A student of technology, he held a radio and TV station broadcast engineering license from the federal government, is a former amateur radio operator, a Certified Electronics Technician, and a former engineer/technician for RCA. He currently holds contracts with CompuServe to supervise and operate the Desktop Publishing and DTP Vendor Forums, Office Automation Forum, ADD Forum, International Trade Forum, and half a dozen others. In this capacity, he daily helps serve the needs of CompuServe's millions of members, and can easily be reached online at "Thom@compuserve.com". His books about ADD, business, and spirituality are available in bookstores nationwide.

In the marketing and advertising field (his specialty), he is currently president of Mythical Books, sold in 1997 an advertising agency and newsletter publishing company, has worked as a consultant to dozens of US Government agencies and hundreds of companies, and has taught seminars on advertising and marketing to over ten thousand companies and individuals in the past fifteen years. His clients include over four hundred seventy of the Fortune 500 firms, and he has been a keynote speaker to groups ranging from a Hong Kong banker's meeting, to a symposium on international travel sponsored by KLM Airlines and American Express in Amsterdam, to the California Teachers Association's annual conference. He has spoken to over 100,000 people on four continents.

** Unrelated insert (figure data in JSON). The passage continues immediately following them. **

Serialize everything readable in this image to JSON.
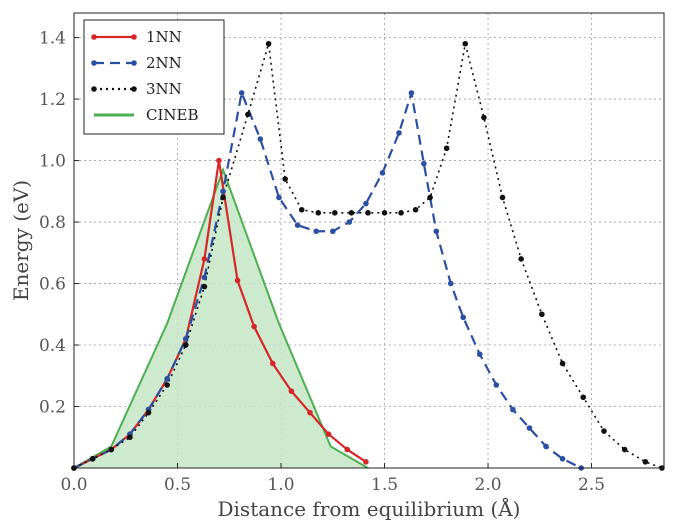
{
  "chart_data": {
    "type": "line",
    "xlabel": "Distance from equilibrium (Å)",
    "ylabel": "Energy (eV)",
    "xlim": [
      0,
      2.85
    ],
    "ylim": [
      0,
      1.48
    ],
    "x_ticks": [
      "0.0",
      "0.5",
      "1.0",
      "1.5",
      "2.0",
      "2.5"
    ],
    "y_ticks": [
      "0.2",
      "0.4",
      "0.6",
      "0.8",
      "1.0",
      "1.2",
      "1.4"
    ],
    "grid": true,
    "legend_position": "top-left",
    "series": [
      {
        "name": "1NN",
        "style": "solid-markers",
        "color": "#d62728",
        "points": [
          [
            0.0,
            0.0
          ],
          [
            0.09,
            0.03
          ],
          [
            0.18,
            0.06
          ],
          [
            0.27,
            0.11
          ],
          [
            0.36,
            0.19
          ],
          [
            0.45,
            0.29
          ],
          [
            0.54,
            0.42
          ],
          [
            0.63,
            0.68
          ],
          [
            0.7,
            1.0
          ],
          [
            0.79,
            0.61
          ],
          [
            0.87,
            0.46
          ],
          [
            0.96,
            0.34
          ],
          [
            1.05,
            0.25
          ],
          [
            1.14,
            0.18
          ],
          [
            1.23,
            0.11
          ],
          [
            1.32,
            0.06
          ],
          [
            1.41,
            0.02
          ]
        ]
      },
      {
        "name": "2NN",
        "style": "dashed-markers",
        "color": "#2b4fa3",
        "points": [
          [
            0.0,
            0.0
          ],
          [
            0.09,
            0.03
          ],
          [
            0.18,
            0.06
          ],
          [
            0.27,
            0.11
          ],
          [
            0.36,
            0.19
          ],
          [
            0.45,
            0.29
          ],
          [
            0.54,
            0.42
          ],
          [
            0.63,
            0.62
          ],
          [
            0.72,
            0.9
          ],
          [
            0.81,
            1.22
          ],
          [
            0.9,
            1.07
          ],
          [
            0.99,
            0.88
          ],
          [
            1.08,
            0.79
          ],
          [
            1.17,
            0.77
          ],
          [
            1.25,
            0.77
          ],
          [
            1.33,
            0.8
          ],
          [
            1.41,
            0.86
          ],
          [
            1.49,
            0.96
          ],
          [
            1.57,
            1.09
          ],
          [
            1.63,
            1.22
          ],
          [
            1.69,
            0.99
          ],
          [
            1.75,
            0.77
          ],
          [
            1.82,
            0.6
          ],
          [
            1.88,
            0.49
          ],
          [
            1.96,
            0.37
          ],
          [
            2.04,
            0.27
          ],
          [
            2.12,
            0.19
          ],
          [
            2.2,
            0.13
          ],
          [
            2.28,
            0.07
          ],
          [
            2.36,
            0.03
          ],
          [
            2.45,
            0.0
          ]
        ]
      },
      {
        "name": "3NN",
        "style": "dotted-markers",
        "color": "#111111",
        "points": [
          [
            0.0,
            0.0
          ],
          [
            0.09,
            0.03
          ],
          [
            0.18,
            0.06
          ],
          [
            0.27,
            0.1
          ],
          [
            0.36,
            0.18
          ],
          [
            0.45,
            0.27
          ],
          [
            0.54,
            0.4
          ],
          [
            0.63,
            0.59
          ],
          [
            0.72,
            0.88
          ],
          [
            0.84,
            1.15
          ],
          [
            0.94,
            1.38
          ],
          [
            1.02,
            0.94
          ],
          [
            1.1,
            0.84
          ],
          [
            1.18,
            0.83
          ],
          [
            1.26,
            0.83
          ],
          [
            1.34,
            0.83
          ],
          [
            1.42,
            0.83
          ],
          [
            1.5,
            0.83
          ],
          [
            1.58,
            0.83
          ],
          [
            1.65,
            0.84
          ],
          [
            1.72,
            0.88
          ],
          [
            1.8,
            1.04
          ],
          [
            1.89,
            1.38
          ],
          [
            1.98,
            1.14
          ],
          [
            2.07,
            0.88
          ],
          [
            2.16,
            0.68
          ],
          [
            2.26,
            0.5
          ],
          [
            2.36,
            0.34
          ],
          [
            2.46,
            0.23
          ],
          [
            2.56,
            0.12
          ],
          [
            2.66,
            0.06
          ],
          [
            2.76,
            0.02
          ],
          [
            2.84,
            0.0
          ]
        ]
      },
      {
        "name": "CINEB",
        "style": "filled-area",
        "color": "#4caf50",
        "fill": "#c6e6c6",
        "points": [
          [
            0.0,
            0.0
          ],
          [
            0.18,
            0.07
          ],
          [
            0.45,
            0.47
          ],
          [
            0.72,
            0.97
          ],
          [
            0.99,
            0.47
          ],
          [
            1.24,
            0.07
          ],
          [
            1.42,
            0.0
          ]
        ]
      }
    ]
  }
}
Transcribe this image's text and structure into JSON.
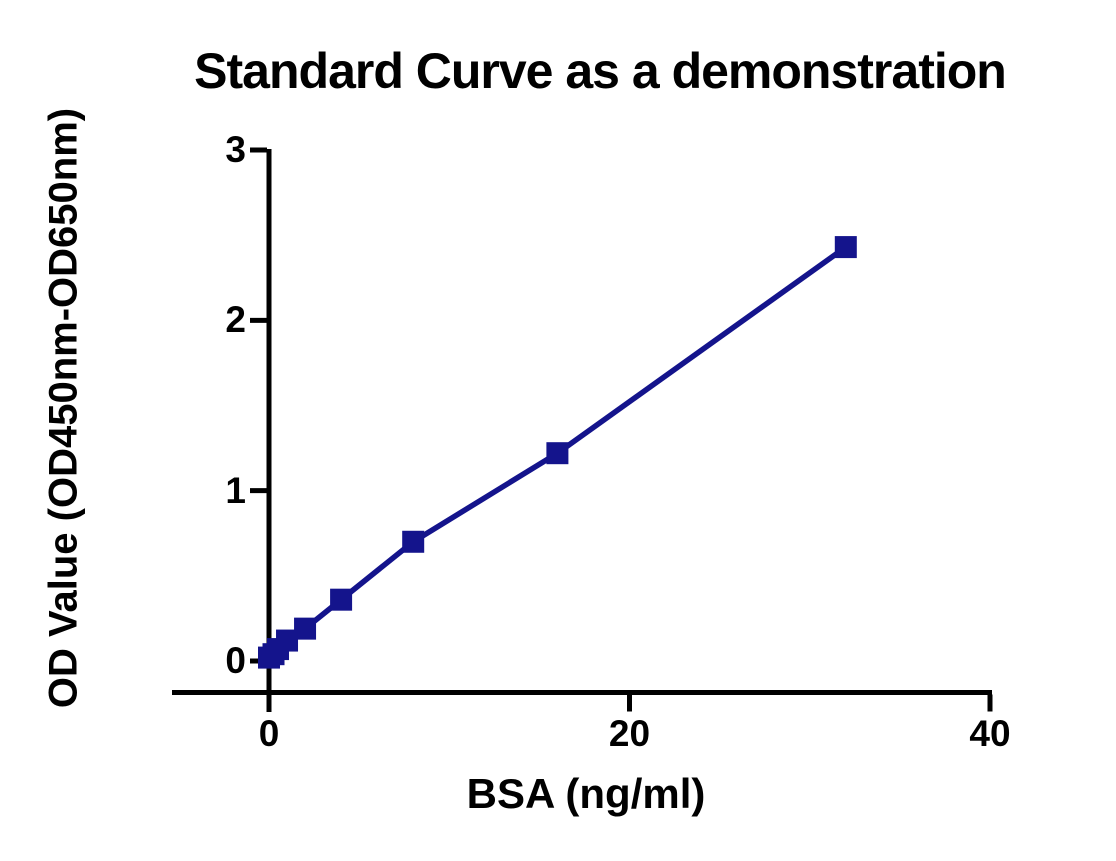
{
  "chart_data": {
    "type": "scatter",
    "title": "Standard Curve as a demonstration",
    "xlabel": "BSA (ng/ml)",
    "ylabel": "OD Value (OD450nm-OD650nm)",
    "x": [
      0,
      0.25,
      0.5,
      1,
      2,
      4,
      8,
      16,
      32
    ],
    "y": [
      0.02,
      0.04,
      0.07,
      0.12,
      0.19,
      0.36,
      0.7,
      1.22,
      2.43
    ],
    "x_ticks": [
      0,
      20,
      40
    ],
    "y_ticks": [
      0,
      1,
      2,
      3
    ],
    "xlim": [
      0,
      40
    ],
    "ylim": [
      0,
      3
    ],
    "marker": "square",
    "line_on": true,
    "grid": false,
    "legend": false,
    "line_color": "#14148c",
    "marker_color": "#14148c",
    "axis_color": "#000000",
    "text_color": "#000000",
    "background_color": "#ffffff"
  }
}
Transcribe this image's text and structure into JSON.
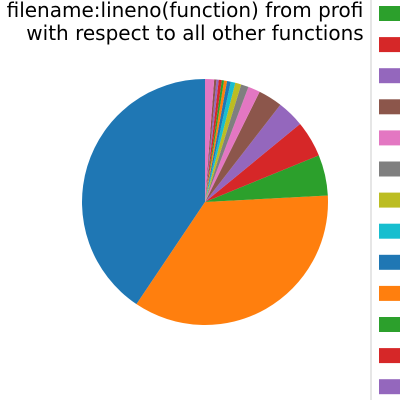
{
  "chart_data": {
    "type": "pie",
    "title_lines": [
      "filename:lineno(function) from profi",
      "with respect to all other functions"
    ],
    "start_angle_deg": 90,
    "direction": "counterclockwise",
    "slices": [
      {
        "value": 41.0,
        "color": "#1f77b4"
      },
      {
        "value": 35.6,
        "color": "#ff7f0e"
      },
      {
        "value": 5.4,
        "color": "#2ca02c"
      },
      {
        "value": 4.8,
        "color": "#d62728"
      },
      {
        "value": 3.6,
        "color": "#9467bd"
      },
      {
        "value": 3.2,
        "color": "#8c564b"
      },
      {
        "value": 1.6,
        "color": "#e377c2"
      },
      {
        "value": 1.0,
        "color": "#7f7f7f"
      },
      {
        "value": 0.8,
        "color": "#bcbd22"
      },
      {
        "value": 0.6,
        "color": "#17becf"
      },
      {
        "value": 0.5,
        "color": "#1f77b4"
      },
      {
        "value": 0.4,
        "color": "#ff7f0e"
      },
      {
        "value": 0.3,
        "color": "#2ca02c"
      },
      {
        "value": 0.4,
        "color": "#d62728"
      },
      {
        "value": 0.3,
        "color": "#9467bd"
      },
      {
        "value": 0.3,
        "color": "#8c564b"
      },
      {
        "value": 1.2,
        "color": "#e377c2"
      }
    ],
    "legend": {
      "placement": "right",
      "swatch_colors": [
        "#2ca02c",
        "#d62728",
        "#9467bd",
        "#8c564b",
        "#e377c2",
        "#7f7f7f",
        "#bcbd22",
        "#17becf",
        "#1f77b4",
        "#ff7f0e",
        "#2ca02c",
        "#d62728",
        "#9467bd"
      ]
    }
  }
}
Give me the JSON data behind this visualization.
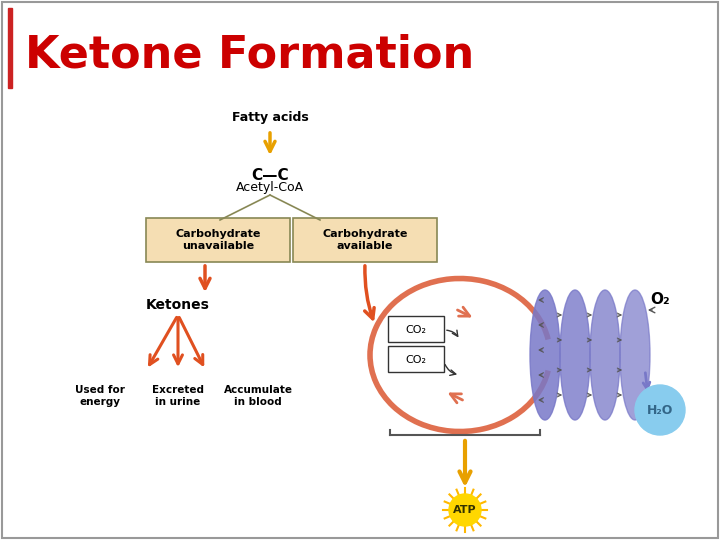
{
  "title": "Ketone Formation",
  "title_color": "#cc0000",
  "title_fontsize": 32,
  "bg_color": "#ffffff",
  "border_color": "#999999",
  "fatty_acids_label": "Fatty acids",
  "acetyl_coa_label": "C—C\nAcetyl-CoA",
  "carb_unavail_label": "Carbohydrate\nunavailable",
  "carb_avail_label": "Carbohydrate\navailable",
  "ketones_label": "Ketones",
  "used_for_energy": "Used for\nenergy",
  "excreted_urine": "Excreted\nin urine",
  "accumulate_blood": "Accumulate\nin blood",
  "co2_label": "CO₂",
  "o2_label": "O₂",
  "h2o_label": "H₂O",
  "atp_label": "ATP",
  "arrow_color_orange": "#E8A000",
  "arrow_color_red": "#E05020",
  "circle_color": "#E07050",
  "ellipse_color": "#7878C8",
  "box_fill": "#F5DEB3",
  "box_edge": "#888855",
  "co2_box_fill": "#ffffff",
  "co2_box_edge": "#333333",
  "h2o_fill": "#88CCEE",
  "h2o_text": "#336688",
  "atp_fill": "#FFD700",
  "atp_ray_color": "#FFB800"
}
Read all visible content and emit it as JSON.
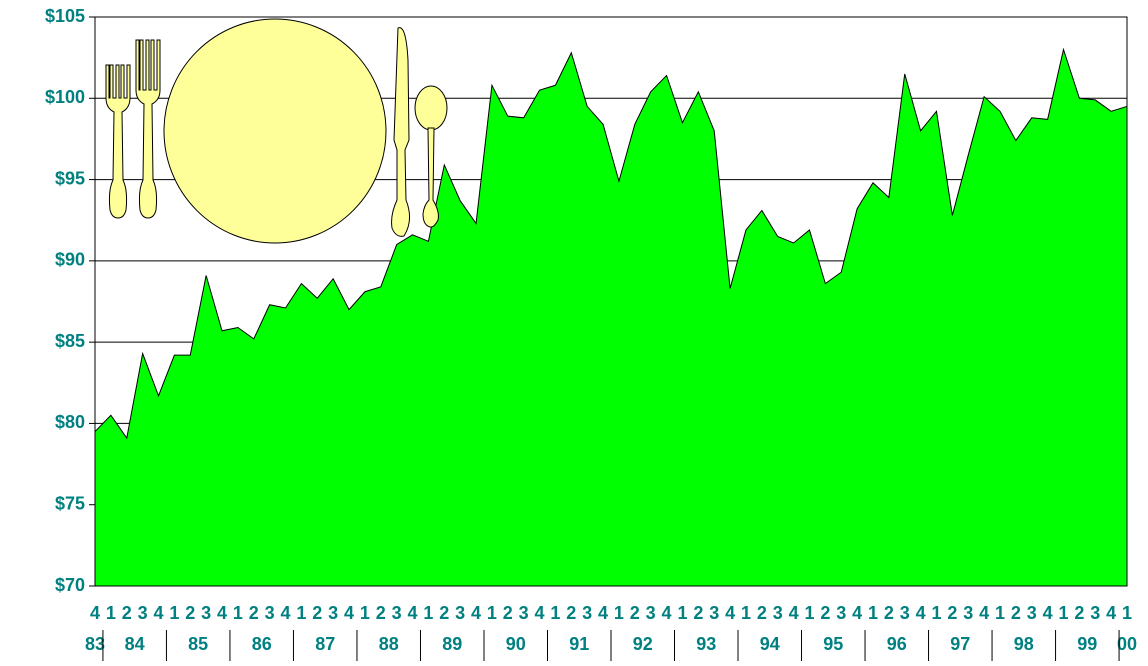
{
  "chart_data": {
    "type": "area",
    "color": "#00ff00",
    "grid": true,
    "categories": [
      "4",
      "1",
      "2",
      "3",
      "4",
      "1",
      "2",
      "3",
      "4",
      "1",
      "2",
      "3",
      "4",
      "1",
      "2",
      "3",
      "4",
      "1",
      "2",
      "3",
      "4",
      "1",
      "2",
      "3",
      "4",
      "1",
      "2",
      "3",
      "4",
      "1",
      "2",
      "3",
      "4",
      "1",
      "2",
      "3",
      "4",
      "1",
      "2",
      "3",
      "4",
      "1",
      "2",
      "3",
      "4",
      "1",
      "2",
      "3",
      "4",
      "1",
      "2",
      "3",
      "4",
      "1",
      "2",
      "3",
      "4",
      "1",
      "2",
      "3",
      "4",
      "1",
      "2",
      "3",
      "4",
      "1"
    ],
    "years": [
      "83",
      "84",
      "85",
      "86",
      "87",
      "88",
      "89",
      "90",
      "91",
      "92",
      "93",
      "94",
      "95",
      "96",
      "97",
      "98",
      "99",
      "00"
    ],
    "values": [
      79.5,
      80.5,
      79.1,
      84.3,
      81.7,
      84.2,
      84.2,
      89.1,
      85.7,
      85.9,
      85.2,
      87.3,
      87.1,
      88.6,
      87.7,
      88.9,
      87.0,
      88.1,
      88.4,
      91.0,
      91.6,
      91.2,
      95.9,
      93.7,
      92.3,
      100.8,
      98.9,
      98.8,
      100.5,
      100.8,
      102.8,
      99.5,
      98.4,
      94.9,
      98.4,
      100.4,
      101.4,
      98.5,
      100.4,
      98.0,
      88.3,
      91.9,
      93.1,
      91.5,
      91.1,
      91.9,
      88.6,
      89.3,
      93.2,
      94.8,
      93.9,
      101.5,
      98.0,
      99.2,
      92.8,
      96.5,
      100.1,
      99.2,
      97.4,
      98.8,
      98.7,
      103.0,
      100.0,
      99.9,
      99.2,
      99.5
    ],
    "ylim": [
      70,
      105
    ],
    "yticks": [
      {
        "value": 70,
        "label": "$70"
      },
      {
        "value": 75,
        "label": "$75"
      },
      {
        "value": 80,
        "label": "$80"
      },
      {
        "value": 85,
        "label": "$85"
      },
      {
        "value": 90,
        "label": "$90"
      },
      {
        "value": 95,
        "label": "$95"
      },
      {
        "value": 100,
        "label": "$100"
      },
      {
        "value": 105,
        "label": "$105"
      }
    ]
  }
}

An inveterate traveler and sometimes a risk-taker, Hartmann has often found himself in the world's hot spots on behalf of the Salem organization or as a writer, a situation which causes his friends to sometimes wonder aloud if he works for the CIA (he does not). He was, for example, in The Philippines when Ferdinand Marcos fled the country; in Egypt the week Anwar Sadat was shot; in Uganda during the war of liberation by Tanzania; in Hungary when the first East German refugees arrived; in Germany when the wall came down; in Peru when the Shining Path first bombed the presidential palace; in Beijing during the first student demonstrations; in Thailand when they were briefly invaded by Laos, then again when the military coup of 1991 occurred, then again when the military were thrown out in 1992; in Barbados during the recent anti-government strikes and shutdowns; in Bogota and Medellin, Colombia, during the spate of killings of presidential candidates; in Israel, in the West Bank town of Nablus, the week the Intifada started there; on the Czech border the week Chernobyl melted down; in Kenya during the first big wave of crackdowns on dissidents; and in Venezuela during the 1991 coup attempt. He has been successful in avoiding some disasters, however. For example, he was out of the country when George Bush picked Dan Quayle as his running mate.

Born in 1951, he is the father of three children aged sixteen to twenty-four, and has been married to his wife, Louise (a brilliant, very patient, and non-ADD woman), for twenty-five years.